Montreal 1976, Open: Haruki Uemura (JPN)

The Open weight division holds a special place in the hearts of Japanese judoka. Haruki Uemura was 13 years old when he watched on TV the 1964 Olympics Open final where Anton Geesink held down Akio Kaminaga for ippon. That defeat was seen as a national humiliation for the country where judo was born.

Little did Uemura dream at the time that 12 years later, he would be the one avenging that defeat. As fate would have it, it was Kaminaga, as a director at Meiji University, who scouted and recruited Uemura.

At only 174cm in height and weighing less than 100kg, Uemura was not a large heavyweight. Nor was he particularly nimble. “My personal best for the 100-meter sprint was 17.7 seconds. I was short, I don’t have speed, I don’t have strength,” he recalled. Which is why he used his head. For example, he had noticed that most techniques taught were throws to the front and to the back. There were very few throws done to the side. He decided he would work on those to give himself an advantage.

In 1973, he competed in his first World Championships where he made it to the final. There, he lost to his teammate Kazuhiro Ninomiya and had to settle for silver. In the 1975 World’s, he once again made it to the final, and once again he faced his teammate Ninomiya. But this time, it was Uemura who won the gold.

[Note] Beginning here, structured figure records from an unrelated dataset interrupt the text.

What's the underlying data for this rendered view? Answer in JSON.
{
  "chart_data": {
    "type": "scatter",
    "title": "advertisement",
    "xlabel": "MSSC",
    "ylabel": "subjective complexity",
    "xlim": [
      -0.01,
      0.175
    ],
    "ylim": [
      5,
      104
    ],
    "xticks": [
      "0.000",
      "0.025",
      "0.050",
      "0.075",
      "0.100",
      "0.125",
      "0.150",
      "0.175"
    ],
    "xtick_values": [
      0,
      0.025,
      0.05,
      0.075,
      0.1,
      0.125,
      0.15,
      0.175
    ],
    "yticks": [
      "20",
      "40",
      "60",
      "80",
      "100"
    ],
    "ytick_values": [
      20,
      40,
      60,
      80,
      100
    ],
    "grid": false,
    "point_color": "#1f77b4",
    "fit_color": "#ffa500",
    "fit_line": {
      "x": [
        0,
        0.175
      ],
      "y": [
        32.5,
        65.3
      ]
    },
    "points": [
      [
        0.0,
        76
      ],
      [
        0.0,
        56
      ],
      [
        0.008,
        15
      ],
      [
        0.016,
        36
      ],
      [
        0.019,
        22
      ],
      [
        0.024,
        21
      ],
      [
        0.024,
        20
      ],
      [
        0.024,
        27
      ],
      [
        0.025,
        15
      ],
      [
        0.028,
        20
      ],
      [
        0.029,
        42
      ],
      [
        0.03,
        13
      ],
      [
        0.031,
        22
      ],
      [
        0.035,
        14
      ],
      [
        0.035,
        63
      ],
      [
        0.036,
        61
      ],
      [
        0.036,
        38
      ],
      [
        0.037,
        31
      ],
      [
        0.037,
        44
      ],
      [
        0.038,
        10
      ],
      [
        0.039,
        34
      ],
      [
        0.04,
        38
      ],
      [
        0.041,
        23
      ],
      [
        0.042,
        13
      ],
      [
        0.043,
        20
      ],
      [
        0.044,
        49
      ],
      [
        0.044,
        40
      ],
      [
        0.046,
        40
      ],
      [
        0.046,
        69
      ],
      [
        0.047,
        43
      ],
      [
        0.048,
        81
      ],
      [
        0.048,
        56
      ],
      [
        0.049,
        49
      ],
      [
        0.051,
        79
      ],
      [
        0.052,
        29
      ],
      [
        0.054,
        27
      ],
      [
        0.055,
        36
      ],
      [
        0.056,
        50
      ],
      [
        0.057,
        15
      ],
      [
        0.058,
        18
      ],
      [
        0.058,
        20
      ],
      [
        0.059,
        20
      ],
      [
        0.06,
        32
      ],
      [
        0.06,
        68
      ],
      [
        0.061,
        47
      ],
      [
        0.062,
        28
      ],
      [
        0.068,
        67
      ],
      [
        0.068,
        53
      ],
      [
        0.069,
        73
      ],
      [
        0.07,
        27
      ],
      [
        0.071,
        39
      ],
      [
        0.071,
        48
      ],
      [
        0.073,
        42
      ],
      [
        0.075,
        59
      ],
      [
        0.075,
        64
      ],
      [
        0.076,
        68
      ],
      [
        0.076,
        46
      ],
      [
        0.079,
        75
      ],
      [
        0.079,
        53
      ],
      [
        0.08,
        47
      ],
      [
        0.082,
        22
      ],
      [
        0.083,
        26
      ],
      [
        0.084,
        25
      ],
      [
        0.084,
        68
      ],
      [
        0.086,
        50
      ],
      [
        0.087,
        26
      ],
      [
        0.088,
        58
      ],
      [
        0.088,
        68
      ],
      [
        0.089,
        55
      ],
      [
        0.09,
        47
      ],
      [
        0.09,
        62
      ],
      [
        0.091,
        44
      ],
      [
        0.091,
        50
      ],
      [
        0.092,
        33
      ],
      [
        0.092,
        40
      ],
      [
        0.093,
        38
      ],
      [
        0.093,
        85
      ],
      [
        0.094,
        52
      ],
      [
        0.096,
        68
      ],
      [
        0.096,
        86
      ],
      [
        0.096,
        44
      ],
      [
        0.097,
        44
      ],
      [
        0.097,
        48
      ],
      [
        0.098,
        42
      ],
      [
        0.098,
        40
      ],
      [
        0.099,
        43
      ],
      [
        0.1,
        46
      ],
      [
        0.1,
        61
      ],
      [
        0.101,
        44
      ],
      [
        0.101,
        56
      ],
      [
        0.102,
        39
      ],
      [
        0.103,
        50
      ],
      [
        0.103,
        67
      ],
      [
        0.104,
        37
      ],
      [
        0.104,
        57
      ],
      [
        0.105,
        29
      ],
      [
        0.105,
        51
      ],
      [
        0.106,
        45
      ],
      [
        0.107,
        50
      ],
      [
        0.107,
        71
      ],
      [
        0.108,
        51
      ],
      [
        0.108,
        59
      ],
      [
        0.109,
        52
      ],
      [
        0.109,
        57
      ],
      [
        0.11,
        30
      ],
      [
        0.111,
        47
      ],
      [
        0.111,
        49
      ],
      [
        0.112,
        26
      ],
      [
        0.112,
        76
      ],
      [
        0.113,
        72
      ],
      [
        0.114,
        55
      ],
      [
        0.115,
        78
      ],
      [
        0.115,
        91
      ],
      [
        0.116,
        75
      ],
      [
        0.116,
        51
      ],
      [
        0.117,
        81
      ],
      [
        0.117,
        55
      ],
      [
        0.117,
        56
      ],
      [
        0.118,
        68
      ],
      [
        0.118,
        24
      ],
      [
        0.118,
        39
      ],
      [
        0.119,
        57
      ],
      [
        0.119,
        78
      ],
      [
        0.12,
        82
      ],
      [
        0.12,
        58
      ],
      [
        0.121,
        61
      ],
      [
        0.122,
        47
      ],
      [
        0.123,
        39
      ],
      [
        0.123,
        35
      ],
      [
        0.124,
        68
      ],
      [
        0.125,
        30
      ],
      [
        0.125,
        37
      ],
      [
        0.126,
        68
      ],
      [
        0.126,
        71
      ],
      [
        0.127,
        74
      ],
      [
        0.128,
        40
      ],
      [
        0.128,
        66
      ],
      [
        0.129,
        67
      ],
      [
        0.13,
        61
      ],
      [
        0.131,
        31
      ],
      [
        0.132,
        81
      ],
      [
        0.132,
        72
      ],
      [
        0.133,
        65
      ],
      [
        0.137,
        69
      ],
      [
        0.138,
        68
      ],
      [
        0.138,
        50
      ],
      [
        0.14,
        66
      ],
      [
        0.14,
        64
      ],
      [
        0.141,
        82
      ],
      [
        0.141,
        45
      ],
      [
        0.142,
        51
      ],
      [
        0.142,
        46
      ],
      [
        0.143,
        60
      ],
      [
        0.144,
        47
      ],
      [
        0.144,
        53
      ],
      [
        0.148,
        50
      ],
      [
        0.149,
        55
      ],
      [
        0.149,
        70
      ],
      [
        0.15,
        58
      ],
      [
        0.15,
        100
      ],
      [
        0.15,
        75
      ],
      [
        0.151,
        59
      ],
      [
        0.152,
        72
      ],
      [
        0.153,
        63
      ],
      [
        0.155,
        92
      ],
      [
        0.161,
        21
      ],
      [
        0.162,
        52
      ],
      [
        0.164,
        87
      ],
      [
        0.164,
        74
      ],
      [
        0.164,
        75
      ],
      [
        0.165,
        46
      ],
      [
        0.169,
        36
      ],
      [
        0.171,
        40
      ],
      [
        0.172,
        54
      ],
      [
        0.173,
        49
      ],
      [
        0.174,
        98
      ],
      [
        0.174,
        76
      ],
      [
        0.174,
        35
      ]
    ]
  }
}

Uemura’s second opponent in the 1975 World’s was none other than Shota Chochishvili, the 1972 Olympic Champion and pick-up specialist. Their match entailed a dramatic reversal of fortune. Chochishvili had managed to pick Uemura up with a dynamic Khabarelli technique that could have easily scored ippon. But the referee gave only a waza-ari. The impact of the fall had caused Chochishvili to be momentarily stunned. Without missing a beat, Uemura climbed on top of Chochishvili and pinned him with kami-shiho-gatame for ippon.

Some observers considered Uemura’s win to be a lucky break and many were looking forward to a rematch in Montreal. It did happen but not in the final. They were both drawn on the same side of the pool so they met in the semifinal. As it turned out, the rematch was something of a let-down. Uemura, now fully aware of Chochishvili’s pick-up abilities, fought a tactical match and in the end, won by decision.

His final match was against Britains’ Keith Remfry. Uemura was the smaller of the two and he resorted to doing many drop techniques which Remfry was able to quash. At one point, Remfry looked like he could get an armlock on Uemura but he didn’t succeed. Uemura got a yuko score from an ouchi-gari technique that took Remfry onto his side. Uemura quickly followed up with a kami-shiho-gatame to finish the match. With that victory, on the last day of the judo competition, Japan finally won its first Olympic Open weight gold.